The Christmas story is the greatest story ever told. It has all the elements; a difficult journey, a young couple left out in the cold, a baby delivered in the crudest of circumstances, a miraculous choir of angels invading a dark and lonely hillside, a new star spotted and followed by foreign astronomers.
But there is nothing more profound or impossible to wrap one’s mind around than the Story behind the story: that God the source of all things would choose to limit His limitless essence to a single cell to come all the way to where we are—to become one of us—so that we could come to Him and not be afraid.
That story strains human comprehension and defies the boundaries of human logic.
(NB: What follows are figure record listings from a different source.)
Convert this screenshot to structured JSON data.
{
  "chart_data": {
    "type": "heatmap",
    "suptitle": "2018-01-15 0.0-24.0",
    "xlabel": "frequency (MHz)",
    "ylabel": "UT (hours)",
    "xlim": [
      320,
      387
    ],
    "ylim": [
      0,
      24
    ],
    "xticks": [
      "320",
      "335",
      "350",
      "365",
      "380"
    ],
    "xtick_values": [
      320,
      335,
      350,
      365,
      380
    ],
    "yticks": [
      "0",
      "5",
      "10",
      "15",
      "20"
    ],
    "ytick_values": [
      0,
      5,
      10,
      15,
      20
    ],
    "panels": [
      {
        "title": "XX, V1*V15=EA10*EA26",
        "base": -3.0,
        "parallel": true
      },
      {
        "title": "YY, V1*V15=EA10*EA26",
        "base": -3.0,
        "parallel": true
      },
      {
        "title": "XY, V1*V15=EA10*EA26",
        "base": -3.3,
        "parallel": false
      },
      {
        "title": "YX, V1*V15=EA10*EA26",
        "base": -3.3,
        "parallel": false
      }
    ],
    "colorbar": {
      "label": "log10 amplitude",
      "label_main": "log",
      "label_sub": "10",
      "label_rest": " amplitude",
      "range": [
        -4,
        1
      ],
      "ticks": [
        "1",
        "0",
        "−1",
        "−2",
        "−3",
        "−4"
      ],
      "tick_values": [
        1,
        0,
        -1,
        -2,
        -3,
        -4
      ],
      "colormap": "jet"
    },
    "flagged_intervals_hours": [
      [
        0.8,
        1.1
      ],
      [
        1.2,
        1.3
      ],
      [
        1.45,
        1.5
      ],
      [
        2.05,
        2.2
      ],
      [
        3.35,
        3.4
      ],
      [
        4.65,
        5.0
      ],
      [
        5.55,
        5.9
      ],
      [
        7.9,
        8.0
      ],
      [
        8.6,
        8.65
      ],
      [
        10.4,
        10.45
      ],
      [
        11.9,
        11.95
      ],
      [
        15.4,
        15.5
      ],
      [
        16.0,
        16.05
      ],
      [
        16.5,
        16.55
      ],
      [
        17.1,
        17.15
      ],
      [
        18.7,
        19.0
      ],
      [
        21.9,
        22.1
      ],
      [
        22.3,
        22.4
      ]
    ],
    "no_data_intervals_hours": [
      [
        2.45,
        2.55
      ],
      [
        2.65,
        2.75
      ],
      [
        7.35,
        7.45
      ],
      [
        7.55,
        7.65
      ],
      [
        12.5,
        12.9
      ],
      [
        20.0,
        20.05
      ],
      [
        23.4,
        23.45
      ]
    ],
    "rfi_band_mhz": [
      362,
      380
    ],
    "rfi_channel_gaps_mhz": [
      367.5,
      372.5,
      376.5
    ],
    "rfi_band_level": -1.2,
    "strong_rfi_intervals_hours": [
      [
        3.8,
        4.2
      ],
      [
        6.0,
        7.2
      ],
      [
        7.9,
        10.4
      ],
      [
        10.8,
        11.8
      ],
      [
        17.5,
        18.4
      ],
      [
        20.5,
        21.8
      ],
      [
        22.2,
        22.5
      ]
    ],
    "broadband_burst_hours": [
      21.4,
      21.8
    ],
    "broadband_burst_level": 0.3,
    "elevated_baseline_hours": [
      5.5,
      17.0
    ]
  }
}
Yet, if it is true, it changes everything we could think about the deity, about what is actually power, and about all the goals we ever could make for ourselves as human beings. Theology, the study of God, is left speechless at such a profound claim. Yet, for well over two thousand years, there have been no end to the books and sermons about this deeper story. We will never be done with connecting the dots of every detail of this story from creation to this very day we are living. Nothing is incidental or accidental. Every “simple” detail is an eternal metaphor. This baby began in a rough-sawn wooden manger and ended nailed to a rough-sawn wooden cross. This helpless infant started his life wrapped in long bands of simple cloth to swaddle him and ended unwrapping his own burial clothes, folding them neatly, and walking out of his own tomb. Every detail in this story matters.
Yet, I hear some say, “Of course, we love Christmas! It is the story of a baby that doesn’t demand anything from us. We love the helpless-little-baby story.”
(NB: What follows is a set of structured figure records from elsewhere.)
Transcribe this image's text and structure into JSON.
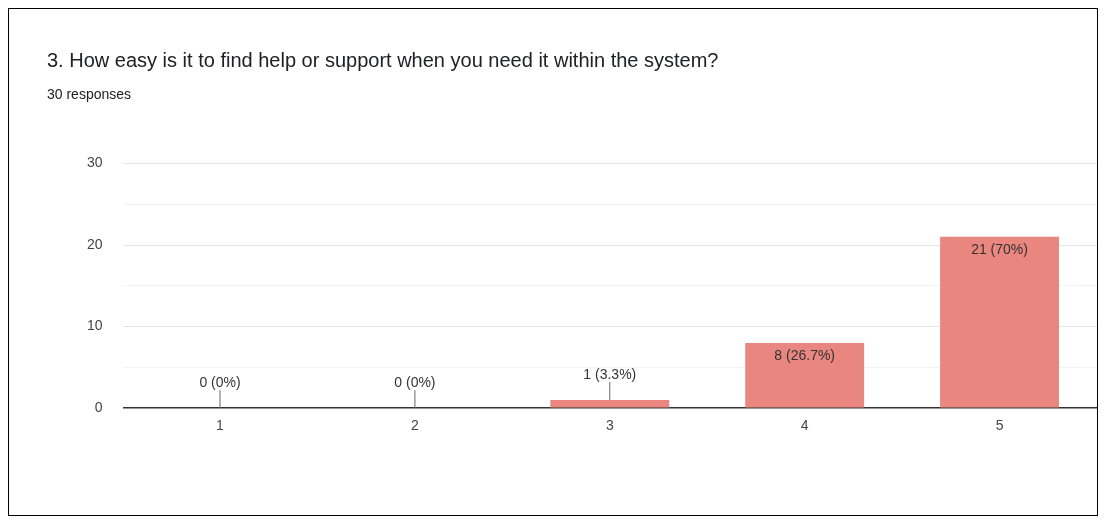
{
  "chart_data": {
    "type": "bar",
    "title": "3.  How easy is it to find help or support when you need it within the system?",
    "subtitle": "30 responses",
    "categories": [
      "1",
      "2",
      "3",
      "4",
      "5"
    ],
    "values": [
      0,
      0,
      1,
      8,
      21
    ],
    "value_labels": [
      "0 (0%)",
      "0 (0%)",
      "1 (3.3%)",
      "8 (26.7%)",
      "21 (70%)"
    ],
    "color": "#e8867f",
    "ylim": [
      0,
      30
    ],
    "yticks": [
      0,
      {
        "value": 5,
        "label": null
      },
      10,
      {
        "value": 15,
        "label": null
      },
      20,
      {
        "value": 25,
        "label": null
      },
      30
    ],
    "grid": "y",
    "legend": false
  }
}
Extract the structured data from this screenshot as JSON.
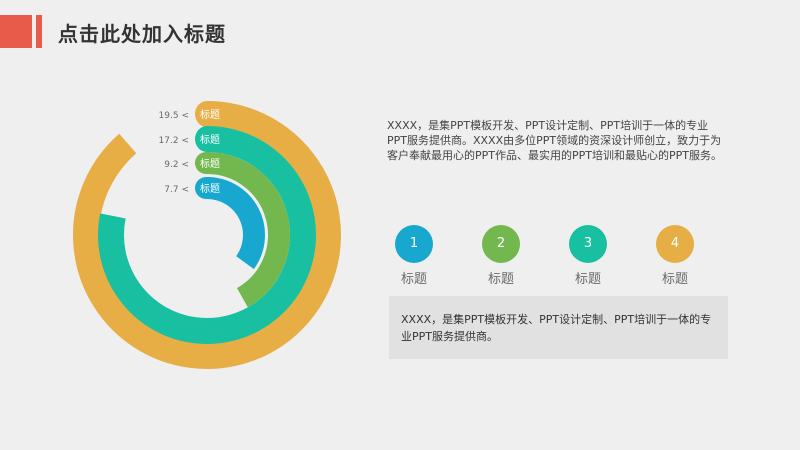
{
  "header": {
    "title": "点击此处加入标题",
    "accent_colors": [
      "#e85a4a",
      "#e85a4a"
    ]
  },
  "chart_data": {
    "type": "radial-bar",
    "categories": [
      "标题",
      "标题",
      "标题",
      "标题"
    ],
    "values": [
      19.5,
      17.2,
      9.2,
      7.7
    ],
    "value_labels": [
      "19.5 <",
      "17.2 <",
      "9.2 <",
      "7.7 <"
    ],
    "colors": [
      "#e7ae45",
      "#18bfa0",
      "#72b84e",
      "#18a8cf"
    ],
    "grid": false,
    "legend": "none"
  },
  "description": "XXXX，是集PPT模板开发、PPT设计定制、PPT培训于一体的专业PPT服务提供商。XXXX由多位PPT领域的资深设计师创立，致力于为客户奉献最用心的PPT作品、最实用的PPT培训和最贴心的PPT服务。",
  "steps": [
    {
      "number": "1",
      "label": "标题",
      "color": "#18a8cf"
    },
    {
      "number": "2",
      "label": "标题",
      "color": "#72b84e"
    },
    {
      "number": "3",
      "label": "标题",
      "color": "#18bfa0"
    },
    {
      "number": "4",
      "label": "标题",
      "color": "#e7ae45"
    }
  ],
  "info_box": {
    "text": "XXXX，是集PPT模板开发、PPT设计定制、PPT培训于一体的专业PPT服务提供商。"
  }
}
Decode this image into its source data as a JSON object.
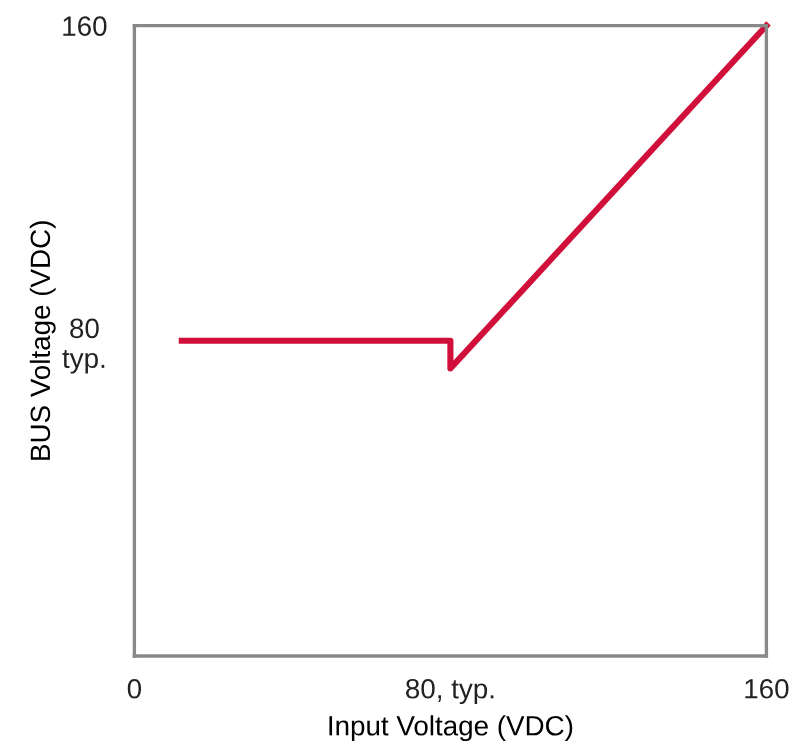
{
  "chart_data": {
    "type": "line",
    "xlabel": "Input Voltage (VDC)",
    "ylabel": "BUS Voltage (VDC)",
    "x": [
      12,
      80,
      80,
      160
    ],
    "series": [
      {
        "color": "#d0103a",
        "values": [
          80,
          80,
          73,
          160
        ]
      }
    ],
    "xlim": [
      0,
      160
    ],
    "ylim": [
      0,
      160
    ],
    "xticks": [
      0,
      {
        "value": 80,
        "label": "80, typ."
      },
      160
    ],
    "yticks": [
      {
        "value": 80,
        "label": "80\ntyp."
      },
      160
    ],
    "grid": false,
    "legend": false,
    "marker": "none",
    "line_style": "solid"
  }
}
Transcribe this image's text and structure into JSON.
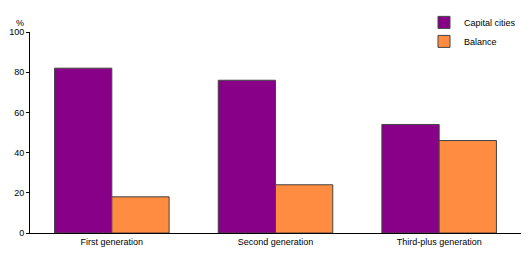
{
  "chart_data": {
    "type": "bar",
    "ylabel": "%",
    "categories": [
      "First generation",
      "Second generation",
      "Third-plus generation"
    ],
    "series": [
      {
        "name": "Capital cities",
        "color": "#880088",
        "values": [
          82,
          76,
          54
        ]
      },
      {
        "name": "Balance",
        "color": "#ff8c40",
        "values": [
          18,
          24,
          46
        ]
      }
    ],
    "ylim": [
      0,
      100
    ],
    "yticks": [
      0,
      20,
      40,
      60,
      80,
      100
    ],
    "grid": true,
    "legend": "top right"
  }
}
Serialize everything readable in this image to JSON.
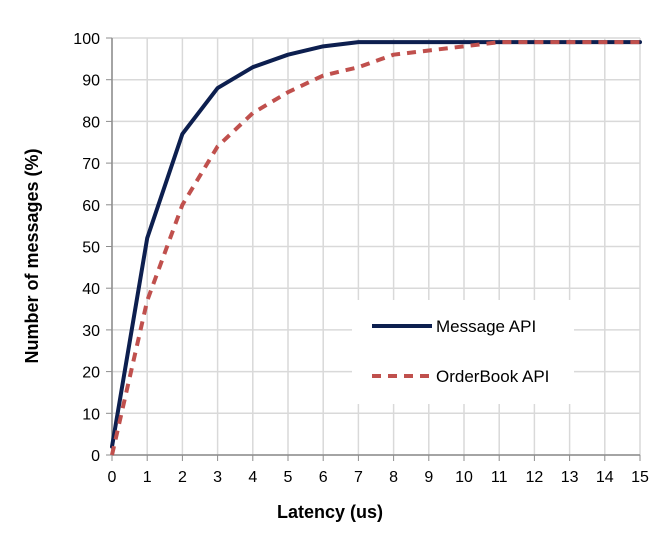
{
  "chart_data": {
    "type": "line",
    "title": "",
    "xlabel": "Latency (us)",
    "ylabel": "Number of messages (%)",
    "xlim": [
      0,
      15
    ],
    "ylim": [
      0,
      100
    ],
    "x_ticks": [
      "0",
      "1",
      "2",
      "3",
      "4",
      "5",
      "6",
      "7",
      "8",
      "9",
      "10",
      "11",
      "12",
      "13",
      "14",
      "15"
    ],
    "y_ticks": [
      "0",
      "10",
      "20",
      "30",
      "40",
      "50",
      "60",
      "70",
      "80",
      "90",
      "100"
    ],
    "grid": true,
    "legend_position": "bottom-right",
    "series": [
      {
        "name": "Message API",
        "color": "#0d1f4f",
        "style": "solid",
        "points": [
          [
            0,
            2
          ],
          [
            1,
            52
          ],
          [
            2,
            77
          ],
          [
            3,
            88
          ],
          [
            4,
            93
          ],
          [
            5,
            96
          ],
          [
            6,
            98
          ],
          [
            7,
            99
          ],
          [
            8,
            99
          ],
          [
            9,
            99
          ],
          [
            10,
            99
          ],
          [
            11,
            99
          ],
          [
            12,
            99
          ],
          [
            13,
            99
          ],
          [
            14,
            99
          ],
          [
            15,
            99
          ]
        ]
      },
      {
        "name": "OrderBook API",
        "color": "#c0504d",
        "style": "dashed",
        "points": [
          [
            0,
            0
          ],
          [
            1,
            37
          ],
          [
            2,
            60
          ],
          [
            3,
            74
          ],
          [
            4,
            82
          ],
          [
            5,
            87
          ],
          [
            6,
            91
          ],
          [
            7,
            93
          ],
          [
            8,
            96
          ],
          [
            9,
            97
          ],
          [
            10,
            98
          ],
          [
            11,
            99
          ],
          [
            12,
            99
          ],
          [
            13,
            99
          ],
          [
            14,
            99
          ],
          [
            15,
            99
          ]
        ]
      }
    ]
  }
}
I can’t help but think that such comments must come from someone who never had a baby. Babies demand a total commitment from the start. There is no backing out. There is no letting up. A baby silently demands our all, right from the beginning.
Any mother knows a baby is a 24/7 responsibility. A baby consumes her energies, her attention, her engagement and her sleep. Without a word, without a job description, without a recess or a vacation, a baby demands our all. And there is no ending to this commitment, no moment when a parent can say, “Okay, this child is finished; he’s on his own.” No, a mother is always a mother. Every hurt, every rejection, every set-back this child endures tears at her very heart.
No wonder wise old Simeon said to Mary, “... and a sword will pierce your own soul, too.” Did his prediction come to her mind as she held the bled-out, dehydrated body of her son when the soldiers took him down from the cross?
Even as a grown man, this baby never forced anyone to serve him. He simply invited them to “leave their nets and follow him.” And still today it is the reality of Immanuel, God with us, that constrains us like a baby does its mother to commit to something that will change everything. It is the Love that will not let us go.